Örneğin; akşam saatlerinde çevrim-içi toplantıya katılan çalışanın bu süresi fazla mesai sayılmalı mı?
Yargıtay, “işveren talimatıyla bağlantılıysa evet” diyor.
4. İş Sözleşmelerinde Yeni Dönem: Dijital İmza ve Veri Koruma
Uzaktan çalışmanın artmasıyla birlikte, iş sözleşmeleri de elektronik ortamda kurulmaya başlandı.
Ancak burada KVKK (Kişisel Verilerin Korunması Kanunu) hükümleri önem kazanıyor.
İşveren, işçisinin kişisel verilerini (IP adresleri, çevrim-içi aktivite kayıtları, kamera görüntüleri) ancak açık rızaya veya meşru menfaate dayalı olarak işleyebilir.
5. Arabuluculuk ve İş Uyuşmazlıklarında Yeni Denge
İş uyuşmazlıklarında zorunlu arabuluculuk sistemi, işçi ve işveren arasındaki uyuşmazlıkların mahkemeye taşınmadan çözümünü hedefliyor.
Ancak yeni çalışma modellerinde ispat yükü karmaşıklaştığı için, arabuluculuk süreci de delil temini bakımından yeniden düşünülmeli.
Arabulucuların dijital ortamda delil toplama, ekran kaydı, e-posta yazışması gibi unsurları nasıl değerlendireceği, 2025 yılı hukuk pratiğinde sıkça gündeme geliyor.
6. Sonuç
Yeni çalışma modelleri, iş hukukunu yalnızca biçimsel değil; felsefi düzeyde de dönüştürüyor.
Geleceğin hukukunda, “iş yeri” artık fiziksel bir mekân değil, dijital bir sözleşme ilişkisi haline geliyor.
İşverenler için: veri güvenliği, objektif performans ölçümü ve eşitlik ilkesi;
İşçiler için: fazla mesai, kişisel veri ve iş güvencesi,
temel tartışma alanları olmaya devam edecek.
Sık Sorulan Sorular (SSS)
1. Uzaktan çalışmada fazla mesai nasıl hesaplanır?
Uzaktan çalışan işçinin mesaiye bağlılığı varsa, fazla mesai ücreti talep edebilir.
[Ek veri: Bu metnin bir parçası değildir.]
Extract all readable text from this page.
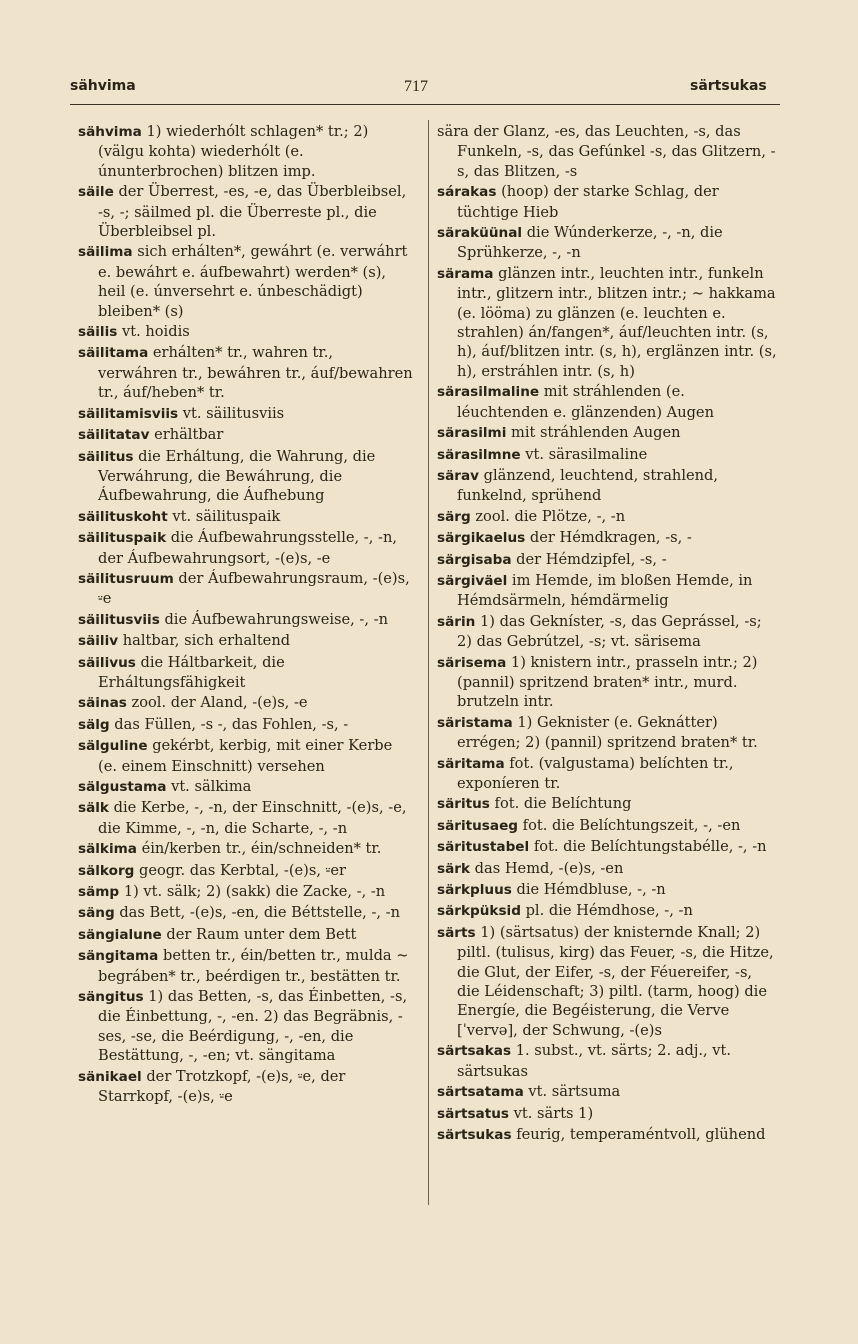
sähvima	717	särtsukas
sähvima 1) wiederhólt schlagen* tr.; 2) (välgu kohta) wiederhólt (e. únunterbrochen) blitzen imp.
säile der Überrest, -es, -e, das Überbleibsel, -s, -; säilmed pl. die Überreste pl., die Überbleibsel pl.
säilima sich erhálten*, gewáhrt (e. verwáhrt e. bewáhrt e. áufbewahrt) werden* (s), heil (e. únversehrt e. únbeschädigt) bleiben* (s)
säilis vt. hoidis
säilitama erhálten* tr., wahren tr., verwáhren tr., bewáhren tr., áuf/bewahren tr., áuf/heben* tr.
säilitamisviis vt. säilitusviis
säilitatav erhältbar
säilitus die Erháltung, die Wahrung, die Verwáhrung, die Bewáhrung, die Áufbewahrung, die Áufhebung
säilituskoht vt. säilituspaik
säilituspaik die Áufbewahrungsstelle, -, -n, der Áufbewahrungsort, -(e)s, -e
säilitusruum der Áufbewahrungsraum, -(e)s, ⸚e
säilitusviis die Áufbewahrungsweise, -, -n
säiliv haltbar, sich erhaltend
säilivus die Háltbarkeit, die Erháltungsfähigkeit
säinas zool. der Aland, -(e)s, -e
sälg das Füllen, -s -, das Fohlen, -s, -
sälguline gekérbt, kerbig, mit einer Kerbe (e. einem Einschnitt) versehen
sälgustama vt. sälkima
sälk die Kerbe, -, -n, der Einschnitt, -(e)s, -e, die Kimme, -, -n, die Scharte, -, -n
sälkima éin/kerben tr., éin/schneiden* tr.
sälkorg geogr. das Kerbtal, -(e)s, ⸚er
sämp 1) vt. sälk; 2) (sakk) die Zacke, -, -n
säng das Bett, -(e)s, -en, die Béttstelle, -, -n
sängialune der Raum unter dem Bett
sängitama betten tr., éin/betten tr., mulda ~ begráben* tr., beérdigen tr., bestätten tr.
sängitus 1) das Betten, -s, das Éinbetten, -s, die Éinbettung, -, -en. 2) das Begräbnis, -ses, -se, die Beérdigung, -, -en, die Bestättung, -, -en; vt. sängitama
sänikael der Trotzkopf, -(e)s, ⸚e, der Starrkopf, -(e)s, ⸚e
sära der Glanz, -es, das Leuchten, -s, das Funkeln, -s, das Gefúnkel -s, das Glitzern, -s, das Blitzen, -s
sárakas (hoop) der starke Schlag, der tüchtige Hieb
säraküünal die Wúnderkerze, -, -n, die Sprühkerze, -, -n
särama glänzen intr., leuchten intr., funkeln intr., glitzern intr., blitzen intr.; ~ hakkama (e. lööma) zu glänzen (e. leuchten e. strahlen) án/fangen*, áuf/leuchten intr. (s, h), áuf/blitzen intr. (s, h), erglänzen intr. (s, h), erstráhlen intr. (s, h)
särasilmaline mit stráhlenden (e. léuchtenden e. glänzenden) Augen
särasilmi mit stráhlenden Augen
särasilmne vt. särasilmaline
särav glänzend, leuchtend, strahlend, funkelnd, sprühend
särg zool. die Plötze, -, -n
särgikaelus der Hémdkragen, -s, -
särgisaba der Hémdzipfel, -s, -
särgiväel im Hemde, im bloßen Hemde, in Hémdsärmeln, hémdärmelig
särin 1) das Gekníster, -s, das Geprássel, -s; 2) das Gebrútzel, -s; vt. särisema
särisema 1) knistern intr., prasseln intr.; 2) (pannil) spritzend braten* intr., murd. brutzeln intr.
säristama 1) Geknister (e. Geknátter) errégen; 2) (pannil) spritzend braten* tr.
säritama fot. (valgustama) belíchten tr., exponíeren tr.
säritus fot. die Belíchtung
säritusaeg fot. die Belíchtungszeit, -, -en
säritustabel fot. die Belíchtungstabélle, -, -n
särk das Hemd, -(e)s, -en
särkpluus die Hémdbluse, -, -n
särkpüksid pl. die Hémdhose, -, -n
särts 1) (särtsatus) der knisternde Knall; 2) piltl. (tulisus, kirg) das Feuer, -s, die Hitze, die Glut, der Eifer, -s, der Féuereifer, -s, die Léidenschaft; 3) piltl. (tarm, hoog) die Energíe, die Begéisterung, die Verve [ˈvervə], der Schwung, -(e)s
särtsakas 1. subst., vt. särts; 2. adj., vt. särtsukas
särtsatama vt. särtsuma
särtsatus vt. särts 1)
särtsukas feurig, temperaméntvoll, glühend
Ancak ispatı dijital delillerle (e-posta kayıtları, sistem giriş-çıkış saatleri vb.) yapılmalıdır.
2. İşveren, evden çalışan işçiyi kamera ile izleyebilir mi?
Kural olarak hayır. KVKK uyarınca yalnızca açık rıza veya işin niteliğinden kaynaklı zorunluluk varsa mümkündür.
3. Uzaktan çalışmada iş kazası sayılabilecek durumlar nelerdir?
Yargıtay’a göre evde çalışma sırasında, işin niteliğiyle bağlantılı kaza meydana gelirse bu “iş kazası” sayılır.
4. Yeni çalışma modellerinde arabuluculuk zorunlu mu?
Evet. İş ilişkilerinden doğan tüm alacak ve tazminat talepleri için arabuluculuk süreci dava şartı olmaya devam ediyor.